欧米のメディア界にはウオッチドッグ(権力を監視する番犬)という用語があります。今の日本のメディアは、誰にでも愛嬌(あいきょう)をふりまくプードルになっています。戦前、権力との妥協の所産として「不偏不党」の用語を使って権力の補完装置になった歴史が日本にはあります。それと似た状況が出てきています。
ところで、「エスパー」こと、毎日新聞の主筆が、
『いやぁ、今年ほど、政治記者が生き生きとしている年はないですよぉ!』
とか「ほざいた」みたい。
要するに、いかに民主党政権時代が、報道の連中にとってみれば「暗黒」だったか、ということを物語っているようなもの。

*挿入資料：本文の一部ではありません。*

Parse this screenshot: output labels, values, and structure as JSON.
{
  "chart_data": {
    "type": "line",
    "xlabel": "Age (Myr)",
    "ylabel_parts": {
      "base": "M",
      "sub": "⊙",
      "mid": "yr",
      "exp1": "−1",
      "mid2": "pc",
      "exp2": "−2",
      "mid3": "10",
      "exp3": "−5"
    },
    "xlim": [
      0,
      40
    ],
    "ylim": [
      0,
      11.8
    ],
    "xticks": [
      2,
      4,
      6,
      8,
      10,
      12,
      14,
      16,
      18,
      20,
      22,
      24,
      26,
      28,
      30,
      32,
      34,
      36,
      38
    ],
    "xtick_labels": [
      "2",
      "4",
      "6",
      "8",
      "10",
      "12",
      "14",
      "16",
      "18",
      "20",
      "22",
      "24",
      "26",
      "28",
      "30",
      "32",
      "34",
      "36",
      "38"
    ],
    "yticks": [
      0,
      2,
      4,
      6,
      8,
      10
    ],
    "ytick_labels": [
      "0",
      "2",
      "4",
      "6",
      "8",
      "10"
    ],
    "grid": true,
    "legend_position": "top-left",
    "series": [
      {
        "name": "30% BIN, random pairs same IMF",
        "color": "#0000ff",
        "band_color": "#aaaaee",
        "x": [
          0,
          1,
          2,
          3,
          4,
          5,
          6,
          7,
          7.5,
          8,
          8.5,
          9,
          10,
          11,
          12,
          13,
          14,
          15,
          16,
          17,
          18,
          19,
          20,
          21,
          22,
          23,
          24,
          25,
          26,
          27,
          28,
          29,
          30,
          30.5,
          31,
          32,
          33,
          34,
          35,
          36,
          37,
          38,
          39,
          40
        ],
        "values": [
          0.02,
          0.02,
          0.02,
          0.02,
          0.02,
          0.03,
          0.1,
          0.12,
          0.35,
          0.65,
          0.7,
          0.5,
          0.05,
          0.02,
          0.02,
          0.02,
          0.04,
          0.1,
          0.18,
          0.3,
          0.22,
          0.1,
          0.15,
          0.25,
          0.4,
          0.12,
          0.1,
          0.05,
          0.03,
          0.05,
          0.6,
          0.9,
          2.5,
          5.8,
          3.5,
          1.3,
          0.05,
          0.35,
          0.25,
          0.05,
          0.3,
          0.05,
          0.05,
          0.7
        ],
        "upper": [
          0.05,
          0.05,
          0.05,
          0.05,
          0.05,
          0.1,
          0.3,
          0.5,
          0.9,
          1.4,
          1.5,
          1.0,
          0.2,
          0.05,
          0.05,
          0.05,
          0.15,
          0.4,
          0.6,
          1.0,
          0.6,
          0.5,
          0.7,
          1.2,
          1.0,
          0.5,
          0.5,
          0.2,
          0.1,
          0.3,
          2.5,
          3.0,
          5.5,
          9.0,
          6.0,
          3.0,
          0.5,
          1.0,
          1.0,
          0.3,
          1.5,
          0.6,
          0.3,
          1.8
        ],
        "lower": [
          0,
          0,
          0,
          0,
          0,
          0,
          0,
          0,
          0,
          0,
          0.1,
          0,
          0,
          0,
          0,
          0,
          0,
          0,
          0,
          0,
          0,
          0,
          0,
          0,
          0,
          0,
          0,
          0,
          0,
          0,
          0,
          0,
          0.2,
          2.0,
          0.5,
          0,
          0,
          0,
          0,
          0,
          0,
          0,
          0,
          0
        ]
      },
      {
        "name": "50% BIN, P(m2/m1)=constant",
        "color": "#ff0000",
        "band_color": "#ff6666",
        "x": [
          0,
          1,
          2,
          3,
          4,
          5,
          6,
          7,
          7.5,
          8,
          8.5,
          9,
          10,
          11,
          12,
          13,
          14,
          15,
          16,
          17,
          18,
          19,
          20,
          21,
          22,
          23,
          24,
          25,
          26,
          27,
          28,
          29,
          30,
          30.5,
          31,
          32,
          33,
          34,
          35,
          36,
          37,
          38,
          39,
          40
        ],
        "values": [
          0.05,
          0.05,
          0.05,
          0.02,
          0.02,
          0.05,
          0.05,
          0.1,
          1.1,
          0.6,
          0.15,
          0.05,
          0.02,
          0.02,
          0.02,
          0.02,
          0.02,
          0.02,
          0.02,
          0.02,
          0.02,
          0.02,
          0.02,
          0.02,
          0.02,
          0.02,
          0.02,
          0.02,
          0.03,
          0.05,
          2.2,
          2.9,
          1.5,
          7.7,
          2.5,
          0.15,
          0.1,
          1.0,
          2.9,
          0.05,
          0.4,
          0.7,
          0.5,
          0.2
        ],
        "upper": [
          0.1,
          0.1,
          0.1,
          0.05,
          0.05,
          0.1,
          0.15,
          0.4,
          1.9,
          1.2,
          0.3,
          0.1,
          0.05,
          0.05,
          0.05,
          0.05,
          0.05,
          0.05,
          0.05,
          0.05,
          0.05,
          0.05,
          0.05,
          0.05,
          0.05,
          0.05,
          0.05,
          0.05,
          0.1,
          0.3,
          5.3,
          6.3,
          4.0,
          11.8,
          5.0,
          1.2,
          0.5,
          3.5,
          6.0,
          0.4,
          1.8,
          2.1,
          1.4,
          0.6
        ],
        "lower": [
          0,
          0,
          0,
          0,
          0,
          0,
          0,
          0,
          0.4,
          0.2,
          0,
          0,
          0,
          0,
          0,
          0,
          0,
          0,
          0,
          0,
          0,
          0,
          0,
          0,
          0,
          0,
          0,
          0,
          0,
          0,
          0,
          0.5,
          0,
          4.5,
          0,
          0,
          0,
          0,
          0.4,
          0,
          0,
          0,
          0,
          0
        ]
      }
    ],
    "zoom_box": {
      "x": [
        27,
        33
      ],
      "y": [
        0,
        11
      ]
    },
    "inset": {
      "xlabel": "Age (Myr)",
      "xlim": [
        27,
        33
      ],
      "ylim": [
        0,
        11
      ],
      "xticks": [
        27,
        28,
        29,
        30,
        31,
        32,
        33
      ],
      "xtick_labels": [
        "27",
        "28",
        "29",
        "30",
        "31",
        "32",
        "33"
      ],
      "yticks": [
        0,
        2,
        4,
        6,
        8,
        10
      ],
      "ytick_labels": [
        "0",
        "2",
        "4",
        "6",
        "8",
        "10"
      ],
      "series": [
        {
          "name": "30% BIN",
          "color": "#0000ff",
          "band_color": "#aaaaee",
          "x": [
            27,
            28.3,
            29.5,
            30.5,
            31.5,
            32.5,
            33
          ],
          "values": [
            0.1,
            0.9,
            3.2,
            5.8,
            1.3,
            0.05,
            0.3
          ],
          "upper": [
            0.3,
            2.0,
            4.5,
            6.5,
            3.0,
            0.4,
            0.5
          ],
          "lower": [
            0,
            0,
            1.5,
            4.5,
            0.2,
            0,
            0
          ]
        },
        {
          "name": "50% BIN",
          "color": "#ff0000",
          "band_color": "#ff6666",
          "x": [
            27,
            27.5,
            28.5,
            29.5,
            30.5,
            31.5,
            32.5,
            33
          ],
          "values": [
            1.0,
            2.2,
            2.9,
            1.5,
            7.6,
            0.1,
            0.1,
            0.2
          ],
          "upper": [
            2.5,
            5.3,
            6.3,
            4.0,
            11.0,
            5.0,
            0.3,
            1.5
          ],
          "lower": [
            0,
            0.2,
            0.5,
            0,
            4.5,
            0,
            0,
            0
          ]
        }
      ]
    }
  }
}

とりわけ、「あの人」が政権の中枢にいないと、ラクというのか、「嬉しくて仕方ない」のだろう。
しかも、特に自民党政権の場合、とりわけ、「大マスコミ」(読朝毎日産N共時)は揃って「提灯報道」するだろ。はっきりいって、そんな姿勢を取ってるマスメディアって、世界広しといえど、日本だけ。
ま、中央競馬関連のマスコミだって、そんな匂いがするけど、要するに、政治部もそうなんだが、中央競馬にも「記者クラブ」てなものがあり、要は「持ちつ持たれつ」という関係が成り立っているため、互いに腹の痛い話は「したがらない」というわけ。
よって、例えば重要な法案の採決に至る場合、アメリカの場合だと、「何が起こるか分からない」という緊迫感めいたことはしばしあるんだが、日本の場合だと、なぜかそうしたケースはほとんどなく、必ずと言っていいほど、「賛成多数で可決される見通しです!」なんていう情報が直前になって「大マスコミ」から流れる。で、結果もやっぱりそうなっている。
ところが、あの人が民主党にいた頃の党代表選について言うならば、「大マスコミ」も予測不可能の状況を強いられ、ま、大多数の「非 大マスコミ」関係者からすれば、緊迫感というのか、ワクワクさせられたわけだが、裏を返すと、自民党の総裁選の場合は事前に大勢が判明していたにもかかわらず、民主党の場合はそうならない、ということで、大マスコミは早く民主党から政権の座を引きずり降ろしたがっていたのは確か。
だから、今はほんと、「天にも昇る思い」なのは間違いない。
しかし、こんなことを言うのはなんだが、はっきりいって、自民党が政権のかじ取りに「失敗」するようなことが今後あれば、「大マスコミ」もはっきりいって「終わる」だろう。ついでに、経済3団体の「運命」も。
というのは今、大マスコミも財界も、それこそ安倍首相の批判・悪口を一言すら言わない。そして、安倍首相の息がかかった現 日銀総裁についても諸手を挙げて「マンセー」だ。つまりは、うがった見方をするならば、日本の「大マスコミ」の報道姿勢は、あの北朝鮮と何ら変わらないのだ。
よって、仮に大マスコミに裏切られるようなことになれば、国民は大マスコミを信用しなくなるだろう。ひいては、新聞の購読者数は減少し、テレビ視聴率は低下していく。要するに、彼らは大多数の国民を「洗脳」できなければ「終わり」なのである。
これに対して、地方マスコミのほうは今、沖縄が特に顕著だが、明らかに「アンチ安倍政権」の様相を呈している。よって、日本の報道機関は、「提灯 大マスコミ」 VS 「アンチ政権 地方マスコミ」という図式となっているといえよう。
ところで、上記の記事は赤旗だが、赤旗も、日本共産党以外の政党については批判精神旺盛だが、「自分のところ」については礼賛のオンパレード。そして、今や日本共産党が掲げる政策とほとんど近くなったにもかかわらず、小沢一郎を「叩きまくる」姿勢も何ら変わっていない。
せっかくいい情報源がありながらも、赤旗の発行部数が漸減する一方なのは、明らかにこの姿勢に問題があるからだろう。